Startups

Night Out

D and I had a great night out last night!  First, D found an amazing deal on Living Social for two movie tickets for $9.  I mean amazing!  Especially considering where we live you can’t get one ticket for that price!

Now I tried to find a coupon for the concession stand but no luck.  So we did pay full price for our med popcorn/soda. Last night we went to the movies to see King’s Speech.  Great movie.

Although we haven’t seen any (save one) of the other movies nominated for Best Picture, I will say it was an Oscar worthy movie.  Colin Firth gave a great performance.  I am not a movie reviewer so I won’t really try.

But I would strongly recommend it!  (If you have any specific questions feel free to comment/message me!)

Apparently a lot of people wanted to see the movie because it was a packed house.  We were 20 minutes early and already most seats were taken.  So I scoured looking for two seats together and found them in the last row of the theater.  Right next to a couple.  That was looking way to close for a movie.  They were smooching and giggling with each other.

Did I mention they were at a minimum 50 years old?  Now please don’t misinterpret.  I have no problem with people of any age dating and being in love.  That’s great.  I hope everyone finds someone.  However, I would hope that by the time you reach your twenties, you realize what is appropriate public interaction.  And smooching in public is not appropriate unless you are 15 and don’t know any better.

Add to this that both of them had trouble hearing/understanding part of the dialogue (probably the accents) and at one point the guy mirrored the scene on the movie and raised his right arm in a hail Hitler (which was showing on the screen).  Weird!

After dinner we went to dinner next door to the theater.  On the way, we ran into the Cantor who did my Bat Mitzvah.  She left the synagogue soon after my Bat Mitzvah.  It was so strange seeing her.  And the amazing thing is after all these years, she recognized me!  It’s really an amazing thing because since I was 1.5 years old I have looked exactly the same.

I mean literally.  Obviously I am bigger and my hair is darker, but I look the same.  Any “baby photo” games I have to bring in infant photos or it is immediately obvious which picture is me.  True.

Then during dinner we ran into a cousin of mine.  Unbelievable!  I know too many people!

But dinner itself was a restaurant.com coupon … would definitely recommend it!  We saved $25 on our meal…no small feat.  D had blackened mahi mahi with a wasabi vinaigrette (he really didn’t want to share!) and I had salmon marinated in soy/ginger.  Oh just thinking about it now makes my mouth water!

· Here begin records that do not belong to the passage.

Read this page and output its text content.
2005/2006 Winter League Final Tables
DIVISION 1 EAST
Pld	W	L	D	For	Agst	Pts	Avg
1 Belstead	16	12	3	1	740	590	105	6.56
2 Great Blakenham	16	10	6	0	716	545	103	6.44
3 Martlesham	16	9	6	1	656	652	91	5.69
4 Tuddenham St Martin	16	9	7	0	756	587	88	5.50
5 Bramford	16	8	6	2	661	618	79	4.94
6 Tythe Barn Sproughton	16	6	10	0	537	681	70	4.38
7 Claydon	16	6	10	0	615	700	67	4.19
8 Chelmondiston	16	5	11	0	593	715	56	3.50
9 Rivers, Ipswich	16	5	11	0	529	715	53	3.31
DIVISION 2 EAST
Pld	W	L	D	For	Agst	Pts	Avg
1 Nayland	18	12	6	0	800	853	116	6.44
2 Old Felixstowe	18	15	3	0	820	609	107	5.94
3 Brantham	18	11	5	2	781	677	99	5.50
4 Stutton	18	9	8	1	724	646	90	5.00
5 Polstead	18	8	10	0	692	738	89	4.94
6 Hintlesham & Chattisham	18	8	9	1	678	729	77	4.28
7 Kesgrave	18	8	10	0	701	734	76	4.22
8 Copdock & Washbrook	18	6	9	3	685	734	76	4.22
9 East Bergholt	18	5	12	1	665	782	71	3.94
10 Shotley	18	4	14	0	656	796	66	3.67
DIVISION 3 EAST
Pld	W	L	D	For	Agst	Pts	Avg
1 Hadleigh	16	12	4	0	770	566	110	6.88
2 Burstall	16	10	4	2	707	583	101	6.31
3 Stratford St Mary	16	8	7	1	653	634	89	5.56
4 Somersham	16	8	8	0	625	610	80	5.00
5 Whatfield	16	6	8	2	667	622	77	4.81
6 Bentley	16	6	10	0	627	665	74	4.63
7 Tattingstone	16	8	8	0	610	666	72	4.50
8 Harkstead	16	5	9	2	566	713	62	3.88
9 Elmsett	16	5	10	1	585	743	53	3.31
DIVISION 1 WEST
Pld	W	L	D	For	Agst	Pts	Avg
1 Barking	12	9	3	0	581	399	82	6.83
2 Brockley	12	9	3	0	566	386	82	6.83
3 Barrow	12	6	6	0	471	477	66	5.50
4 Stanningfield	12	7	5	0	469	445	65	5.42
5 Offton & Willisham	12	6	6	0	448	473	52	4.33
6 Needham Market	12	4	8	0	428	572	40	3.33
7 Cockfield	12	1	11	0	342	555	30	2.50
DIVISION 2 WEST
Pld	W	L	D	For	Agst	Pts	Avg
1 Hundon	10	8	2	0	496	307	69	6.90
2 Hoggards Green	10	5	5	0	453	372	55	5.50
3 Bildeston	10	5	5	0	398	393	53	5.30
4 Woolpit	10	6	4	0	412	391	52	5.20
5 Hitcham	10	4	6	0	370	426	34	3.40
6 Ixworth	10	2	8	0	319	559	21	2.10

All in all, for us an expensive but amazing date night.  Lately we’ve been going out with friends on our “date night” and we decided that though we love our friends … we needed some “us” time.  Definitely a good idea!

Re-Introductions

When D and I were out on Saturday, we ran into someone I had known over a decade ago (oy that makes me feel old!).  For the first time, I had to introduce myself twice.  I had to introduce myself as Sara (maiden) who was now Sara (married).

This is the first time I’ve had to do a “reintroduction.”  The first time I’ve had to tell someone two names for them to remember me.  It was weird.  Really weird! For the first 20-some years of my life I was a person.  A specific person.  With experiences, friends, emotions, memories.  And a name.

And now I am someone else.  Yes, I am still technically the same person, but not by name.  Perhaps a name doesn’t matter.  Maybe one day I won’t think twice to introduce myself as Sara (maiden) and Sara (married).  My kids will likely refer to me both ways when coming upon someone who may have known the “earlier” me.  The pre-mom me.  The me they cannot fathom.

But now, and forever more, I am someone else.  I am Sara Part II.

It’s strange.  And I know it was my choice.  And I think it was the right choice.  For me.  I fully respect people who remain themselves their entire lives.  I’ll be myself forever.  But called by another name.

As far as reintroduction’s go, having to say two names is hardly the worst case scenario.  But it is a new first.  They come up with less regularity the further I get from the wedding date.  But they will keep coming up.